The last comprehensive review of Canada’s tax system, the Royal Commission on Taxation — often referred to as the Carter Commission — took place in the 1960s. Chaired by Kenneth Carter, the Commission undertook a massive, multi-year study into the fundamental principles that guide our tax system. The Commission’s multi-volume report set out a broad framework for tax reform that emphasized fairness, simplicity and economic efficiency.

CPA Ontario’s report, entitled, “ Tax reform for growth in Canada ,” runs 66 pages and contains 20 recommendations for tax reform. In the interest of transparency, I will note I was quoted in the report.

Let’s take a look at a few of the recommendations.

Shift the tax mix

The government’s reliance on personal taxes is too high. Income and profit-based taxes that tax individual and corporate incomes impose higher economic costs than consumption taxes such as the Goods and Services Tax (GST) and the Harmonized Sales Tax (HST).

To enhance Canada’s competitiveness, CPA Ontario is calling for a rebalancing of our tax system because our governments currently rely too heavily on the types of taxes that hurt economic growth the most. International comparisons show that Canada leans more on both personal and corporate income taxes than other Organization for Economic Co-operation and Development (OECD) countries, yet at the same time underutilizes consumption taxes and other revenue sources with lower economic costs.

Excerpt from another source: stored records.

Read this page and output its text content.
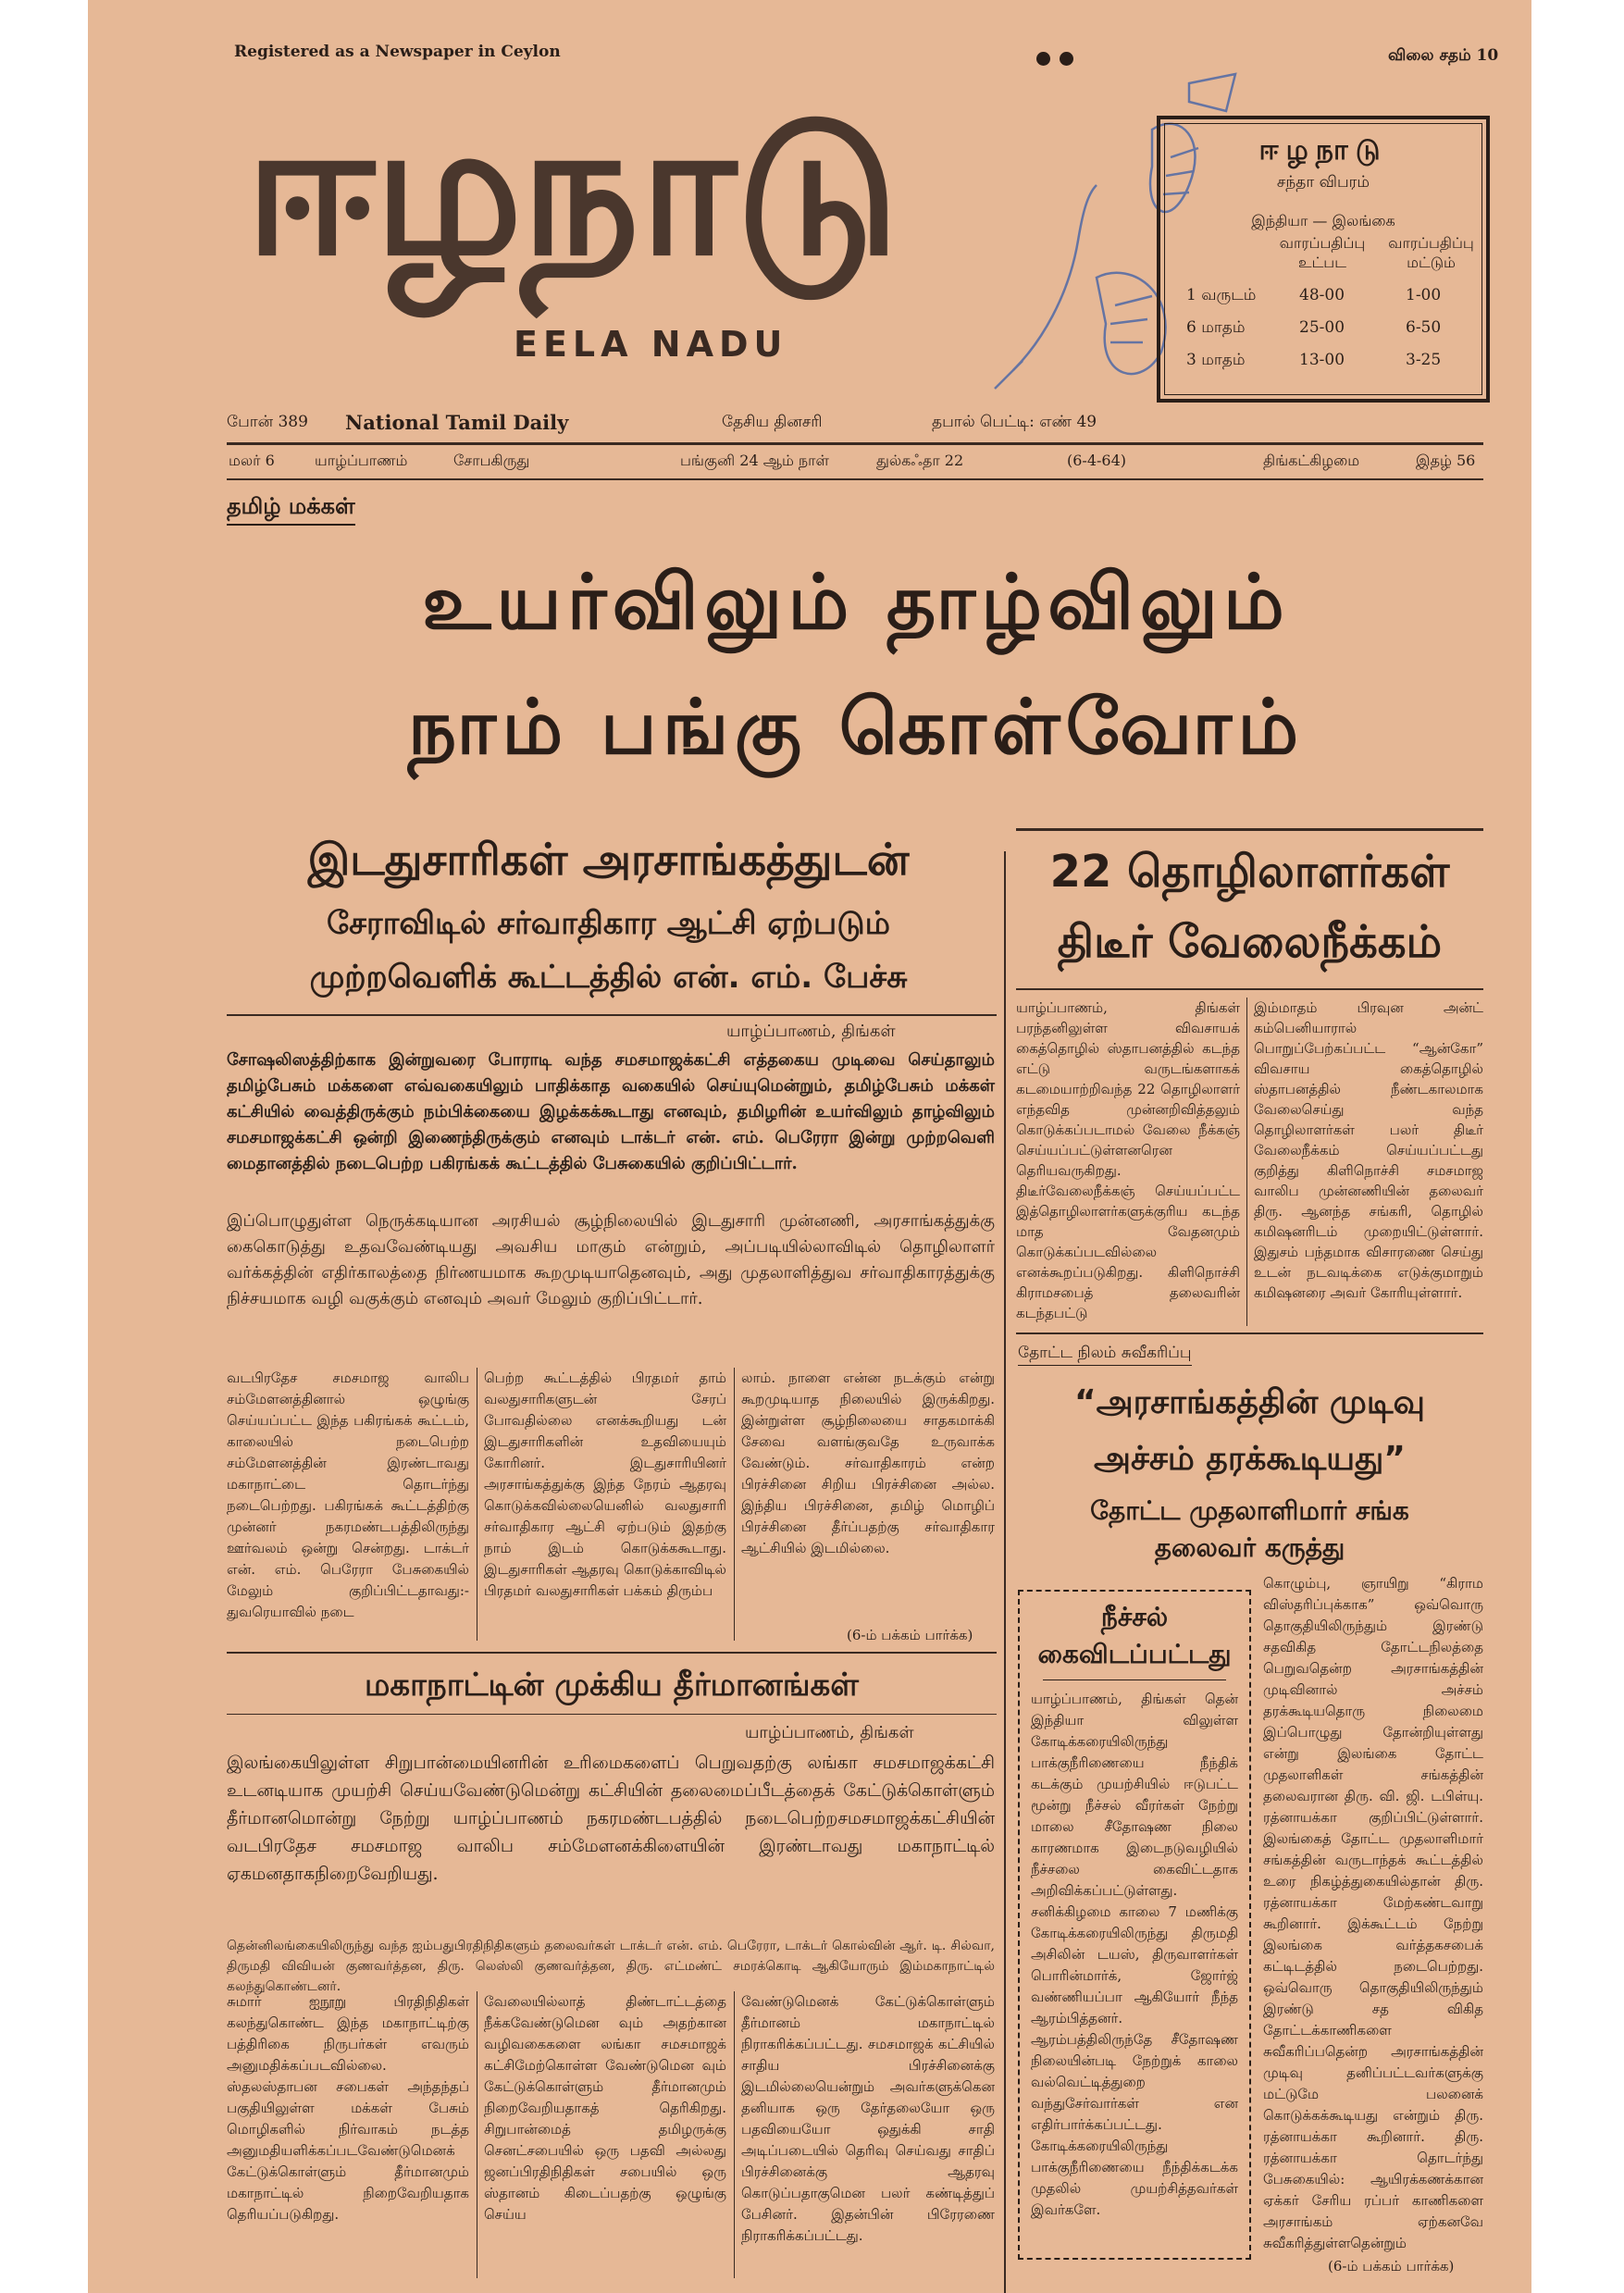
Registered as a Newspaper in Ceylon	விலை சதம் 10
ஈழநாடு
EELA NADU
ஈழநாடு
சந்தா விபரம்
இந்தியா — இலங்கை
வாரப்பதிப்பு உட்பட
வாரப்பதிப்பு மட்டும்
1 வருடம்	48-00	1-00
6 மாதம்	25-00	6-50
3 மாதம்	13-00	3-25
போன் 389 National Tamil Daily	தேசிய தினசரி	தபால் பெட்டி: எண் 49
மலர் 6	யாழ்ப்பாணம்	சோபகிருது	பங்குனி 24 ஆம் நாள்	துல்கஃதா 22	(6-4-64)	திங்கட்கிழமை	இதழ் 56
தமிழ் மக்கள்
உயர்விலும் தாழ்விலும்
நாம் பங்கு கொள்வோம்
இடதுசாரிகள் அரசாங்கத்துடன்
சேராவிடில் சர்வாதிகார ஆட்சி ஏற்படும்
முற்றவெளிக் கூட்டத்தில் என். எம். பேச்சு
யாழ்ப்பாணம், திங்கள்
சோஷலிஸத்திற்காக இன்றுவரை போராடி வந்த சமசமாஜக்கட்சி எத்தகைய முடிவை செய்தாலும் தமிழ்பேசும் மக்களை எவ்வகையிலும் பாதிக்காத வகையில் செய்யுமென்றும், தமிழ்பேசும் மக்கள் கட்சியில் வைத்திருக்கும் நம்பிக்கையை இழக்கக்கூடாது எனவும், தமிழரின் உயர்விலும் தாழ்விலும் சமசமாஜக்கட்சி ஒன்றி இணைந்திருக்கும் எனவும் டாக்டர் என். எம். பெரேரா இன்று முற்றவெளி மைதானத்தில் நடைபெற்ற பகிரங்கக் கூட்டத்தில் பேசுகையில் குறிப்பிட்டார்.
இப்பொழுதுள்ள நெருக்கடியான அரசியல் சூழ்நிலையில் இடதுசாரி முன்னணி, அரசாங்கத்துக்கு கைகொடுத்து உதவவேண்டியது அவசிய மாகும் என்றும், அப்படியில்லாவிடில் தொழிலாளர் வர்க்கத்தின் எதிர்காலத்தை நிர்ணயமாக கூறமுடியாதெனவும், அது முதலாளித்துவ சர்வாதிகாரத்துக்கு நிச்சயமாக வழி வகுக்கும் எனவும் அவர் மேலும் குறிப்பிட்டார்.
வடபிரதேச சமசமாஜ வாலிப சம்மேளனத்தினால் ஒழுங்கு செய்யப்பட்ட இந்த பகிரங்கக் கூட்டம், காலையில் நடைபெற்ற சம்மேளனத்தின் இரண்டாவது மகாநாட்டை தொடர்ந்து நடைபெற்றது. பகிரங்கக் கூட்டத்திற்கு முன்னர் நகரமண்டபத்திலிருந்து ஊர்வலம் ஒன்று சென்றது. டாக்டர் என். எம். பெரேரா பேசுகையில் மேலும் குறிப்பிட்டதாவது:- துவரெயாவில் நடை
பெற்ற கூட்டத்தில் பிரதமர் தாம் வலதுசாரிகளுடன் சேரப் போவதில்லை எனக்கூறியது டன் இடதுசாரிகளின் உதவியையும் கோரினர். இடதுசாரியினர் அரசாங்கத்துக்கு இந்த நேரம் ஆதரவு கொடுக்கவில்லையெனில் வலதுசாரி சர்வாதிகார ஆட்சி ஏற்படும் இதற்கு நாம் இடம் கொடுக்ககூடாது. இடதுசாரிகள் ஆதரவு கொடுக்காவிடில் பிரதமர் வலதுசாரிகள் பக்கம் திரும்ப
லாம். நாளை என்ன நடக்கும் என்று கூறமுடியாத நிலையில் இருக்கிறது. இன்றுள்ள சூழ்நிலையை சாதகமாக்கி சேவை வளங்குவதே உருவாக்க வேண்டும். சர்வாதிகாரம் என்ற பிரச்சினை சிறிய பிரச்சினை அல்ல. இந்திய பிரச்சினை, தமிழ் மொழிப் பிரச்சினை தீர்ப்பதற்கு சர்வாதிகார ஆட்சியில் இடமில்லை.
(6-ம் பக்கம் பார்க்க)
மகாநாட்டின் முக்கிய தீர்மானங்கள்
யாழ்ப்பாணம், திங்கள்
இலங்கையிலுள்ள சிறுபான்மையினரின் உரிமைகளைப் பெறுவதற்கு லங்கா சமசமாஜக்கட்சி உடனடியாக முயற்சி செய்யவேண்டுமென்று கட்சியின் தலைமைப்பீடத்தைக் கேட்டுக்கொள்ளும் தீர்மானமொன்று நேற்று யாழ்ப்பாணம் நகரமண்டபத்தில் நடைபெற்றசமசமாஜக்கட்சியின் வடபிரதேச சமசமாஜ வாலிப சம்மேளனக்கிளையின் இரண்டாவது மகாநாட்டில் ஏகமனதாகநிறைவேறியது.
தென்னிலங்கையிலிருந்து வந்த ஐம்பதுபிரதிநிதிகளும் தலைவர்கள் டாக்டர் என். எம். பெரேரா, டாக்டர் கொல்வின் ஆர். டி. சில்வா, திருமதி விவியன் குணவர்த்தன, திரு. லெஸ்லி குணவர்த்தன, திரு. எட்மண்ட் சமரக்கொடி ஆகியோரும் இம்மகாநாட்டில் கலந்துகொண்டனர்.
சுமார் ஐநூறு பிரதிநிதிகள் கலந்துகொண்ட இந்த மகாநாட்டிற்கு பத்திரிகை நிருபர்கள் எவரும் அனுமதிக்கப்படவில்லை. ஸ்தலஸ்தாபன சபைகள் அந்தந்தப் பகுதியிலுள்ள மக்கள் பேசும் மொழிகளில் நிர்வாகம் நடத்த அனுமதியளிக்கப்படவேண்டுமெனக் கேட்டுக்கொள்ளும் தீர்மானமும் மகாநாட்டில் நிறைவேறியதாக தெரியப்படுகிறது.
வேலையில்லாத் திண்டாட்டத்தை நீக்கவேண்டுமென வும் அதற்கான வழிவகைகளை லங்கா சமசமாஜக் கட்சிமேற்கொள்ள வேண்டுமென வும் கேட்டுக்கொள்ளும் தீர்மானமும் நிறைவேறியதாகத் தெரிகிறது. சிறுபான்மைத் தமிழருக்கு செனட்சபையில் ஒரு பதவி அல்லது ஜனப்பிரதிநிதிகள் சபையில் ஒரு ஸ்தானம் கிடைப்பதற்கு ஒழுங்கு செய்ய
வேண்டுமெனக் கேட்டுக்கொள்ளும் தீர்மானம் மகாநாட்டில் நிராகரிக்கப்பட்டது. சமசமாஜக் கட்சியில் சாதிய பிரச்சினைக்கு இடமில்லையென்றும் அவர்களுக்கென தனியாக ஒரு தேர்தலையோ ஒரு பதவியையோ ஒதுக்கி சாதி அடிப்படையில் தெரிவு செய்வது சாதிப் பிரச்சினைக்கு ஆதரவு கொடுப்பதாகுமென பலர் கண்டித்துப் பேசினர். இதன்பின் பிரேரணை நிராகரிக்கப்பட்டது.
22 தொழிலாளர்கள்
திடீர் வேலைநீக்கம்
யாழ்ப்பாணம், திங்கள் பரந்தனிலுள்ள விவசாயக் கைத்தொழில் ஸ்தாபனத்தில் கடந்த எட்டு வருடங்களாகக் கடமையாற்றிவந்த 22 தொழிலாளர் எந்தவித முன்னறிவித்தலும் கொடுக்கப்படாமல் வேலை நீக்கஞ் செய்யப்பட்டுள்ளனரென தெரியவருகிறது. திடீர்வேலைநீக்கஞ் செய்யப்பட்ட இத்தொழிலாளர்களுக்குரிய கடந்த மாத வேதனமும் கொடுக்கப்படவில்லை எனக்கூறப்படுகிறது. கிளிநொச்சி கிராமசபைத் தலைவரின் கடந்தபட்டு
இம்மாதம் பிரவுன அன்ட் கம்பெனியாரால் பொறுப்பேற்கப்பட்ட “ஆன்கோ” விவசாய கைத்தொழில் ஸ்தாபனத்தில் நீண்டகாலமாக வேலைசெய்து வந்த தொழிலாளர்கள் பலர் திடீர் வேலைநீக்கம் செய்யப்பட்டது குறித்து கிளிநொச்சி சமசமாஜ வாலிப முன்னணியின் தலைவர் திரு. ஆனந்த சங்கரி, தொழில் கமிஷனரிடம் முறையிட்டுள்ளார். இதுசம் பந்தமாக விசாரணை செய்து உடன் நடவடிக்கை எடுக்குமாறும் கமிஷனரை அவர் கோரியுள்ளார்.
தோட்ட நிலம் சுவீகரிப்பு
“அரசாங்கத்தின் முடிவு
அச்சம் தரக்கூடியது”
தோட்ட முதலாளிமார் சங்க
தலைவர் கருத்து
கொழும்பு, ஞாயிறு “கிராம விஸ்தரிப்புக்காக” ஒவ்வொரு தொகுதியிலிருந்தும் இரண்டு சதவிகித தோட்டநிலத்தை பெறுவதென்ற அரசாங்கத்தின் முடிவினால் அச்சம் தரக்கூடியதொரு நிலைமை இப்பொழுது தோன்றியுள்ளது என்று இலங்கை தோட்ட முதலாளிகள் சங்கத்தின் தலைவரான திரு. வி. ஜி. டபிள்யு. ரத்னாயக்கா குறிப்பிட்டுள்ளார். இலங்கைத் தோட்ட முதலாளிமார் சங்கத்தின் வருடாந்தக் கூட்டத்தில் உரை நிகழ்த்துகையில்தான் திரு. ரத்னாயக்கா மேற்கண்டவாறு கூறினார். இக்கூட்டம் நேற்று இலங்கை வர்த்தகசபைக் கட்டிடத்தில் நடைபெற்றது. ஒவ்வொரு தொகுதியிலிருந்தும் இரண்டு சத விகித தோட்டக்காணிகளை சுவீகரிப்பதென்ற அரசாங்கத்தின் முடிவு தனிப்பட்டவர்களுக்கு மட்டுமே பலனைக் கொடுக்கக்கூடியது என்றும் திரு. ரத்னாயக்கா கூறினார். திரு. ரத்னாயக்கா தொடர்ந்து பேசுகையில்: ஆயிரக்கணக்கான ஏக்கர் சேரிய ரப்பர் காணிகளை அரசாங்கம் ஏற்கனவே சுவீகரித்துள்ளதென்றும்
(6-ம் பக்கம் பார்க்க)
நீச்சல்
கைவிடப்பட்டது
யாழ்ப்பாணம், திங்கள் தென் இந்தியா விலுள்ள கோடிக்கரையிலிருந்து பாக்குநீரிணையை நீந்திக் கடக்கும் முயற்சியில் ஈடுபட்ட மூன்று நீச்சல் வீரர்கள் நேற்று மாலை சீதோஷண நிலை காரணமாக இடைநடுவழியில் நீச்சலை கைவிட்டதாக அறிவிக்கப்பட்டுள்ளது. சனிக்கிழமை காலை 7 மணிக்கு கோடிக்கரையிலிருந்து திருமதி அசிலின் டயஸ், திருவாளர்கள் பொரின்மார்க், ஜோர்ஜ் வண்ணியப்பா ஆகியோர் நீந்த ஆரம்பித்தனர். ஆரம்பத்திலிருந்தே சீதோஷண நிலையின்படி நேற்றுக் காலை வல்வெட்டித்துறை வந்துசேர்வார்கள் என எதிர்பார்க்கப்பட்டது. கோடிக்கரையிலிருந்து பாக்குநீரிணையை நீந்திக்கடக்க முதலில் முயற்சித்தவர்கள் இவர்களே.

Moving away from high personal and corporate taxes and increasing consumption taxes can be done while still protecting vulnerable households through the use of consumption tax exemptions and payments. These exist today on housing, groceries and most significantly through tax-free quarterly GST/HST payments for eligible individuals and families that helps offset the GST or HST that they pay.

Cut top personal tax rates, increase thresholds

Our tax rates on the highest-income earners are too high. With the top marginal rates in eight out of 10 provinces exceeding 50 per cent, Canada’s highest income earners are contributing a disproportionate percentage of the total personal income tax collected. And, while there are sound arguments for progressivity in the tax system — meaning the more you make, the more you should pay —once your tax rate gets to be more than 50 per cent there is a disincentive to earn more money since you know you can’t even keep half of what you make.

Currently, Canada’s personal income tax system is “out of step with international best practices,” according to the report, as our personal tax rates are among the highest in the OECD, and top rates kick in at comparatively low income levels.

The CPA Ontario report is calling on the federal and provincial governments to work together to reduce the combined top marginal rate to ensure no province exceeds the 50 per cent threshold, and then aim to align Canada’s rates with the United States and its OECD peers.

Even if you were to argue that the top federal rate of 33 per cent is appropriate, it kicks in way too early, on income over $253,414 in 2025. Compare that with the top federal rate in the U.S. of 37 per cent, which only starts to apply with income over US$626,350 — equivalent to about $875,000 in Canadian dollars. And if you live in a state such as Florida with no state personal income tax, 37 per cent is your full top rate of tax, since Florida is one of nine states that doesn’t have state tax on employment and self-employment income.

The report is also calling on the government to flatten the system by reducing the number of tax brackets both federally and provincially, as a flatter system offers economic and administrative advantages, including lower compliance costs, minimized distortions and increased transparency.

Reform capital gains taxes

Readers of this column will no doubt be well-versed in the debacle of the recent capital gains tax proposal to bump up the inclusion rate to 66 2/3 per cent from the current rate of 50 per cent. While this proposal never actually transpired, CPA Ontario is calling on the government to maintain its commitment not to raise the inclusion rate, and even consider reducing it.

The report argues that high capital gains taxes discourage long-term investment and entrepreneurial activity, particularly in sectors reliant on venture capital and private equity. And taxes on capital tend to “lock in” capital instead of moving it to more productive investments, something I have discussed before in that investors are reluctant to sell an asset, even if it has performed well over the years, as they don’t want to pay the capital gains tax associated with a sale and reinvestment decision.

To this end, the report also recommended that Canada introduce a broad capital gains tax rollover provision, allowing investors to defer tax on realized capital gains if proceeds are reinvested in another qualifying asset. As the report notes, “This recognizes the economic value of reinvestment and removes disincentives to reallocate capital to more productive uses.”

Simplify the Income Tax Act

Finally, the tax law is too complex. My current print version of the federal Income Tax Act , just updated this summer, now comes in two volumes, and is more than 2,800 pages. CPA Ontario believes that tax reform in Canada must prioritize simplification. The current tax complexity leads to high compliance costs, especially for lower income households and smaller businesses. It also increases administration costs for government bodies, which often have to deal with the minutiae of the tax rules to determine whether someone qualifies for a specific credit or deduction.

The report also suggests removing “ineffective tax expenditures,” such as the myriad boutique tax credits that are costly to administer and the benefits of which could be redistributed via a broad reduction of general tax rates.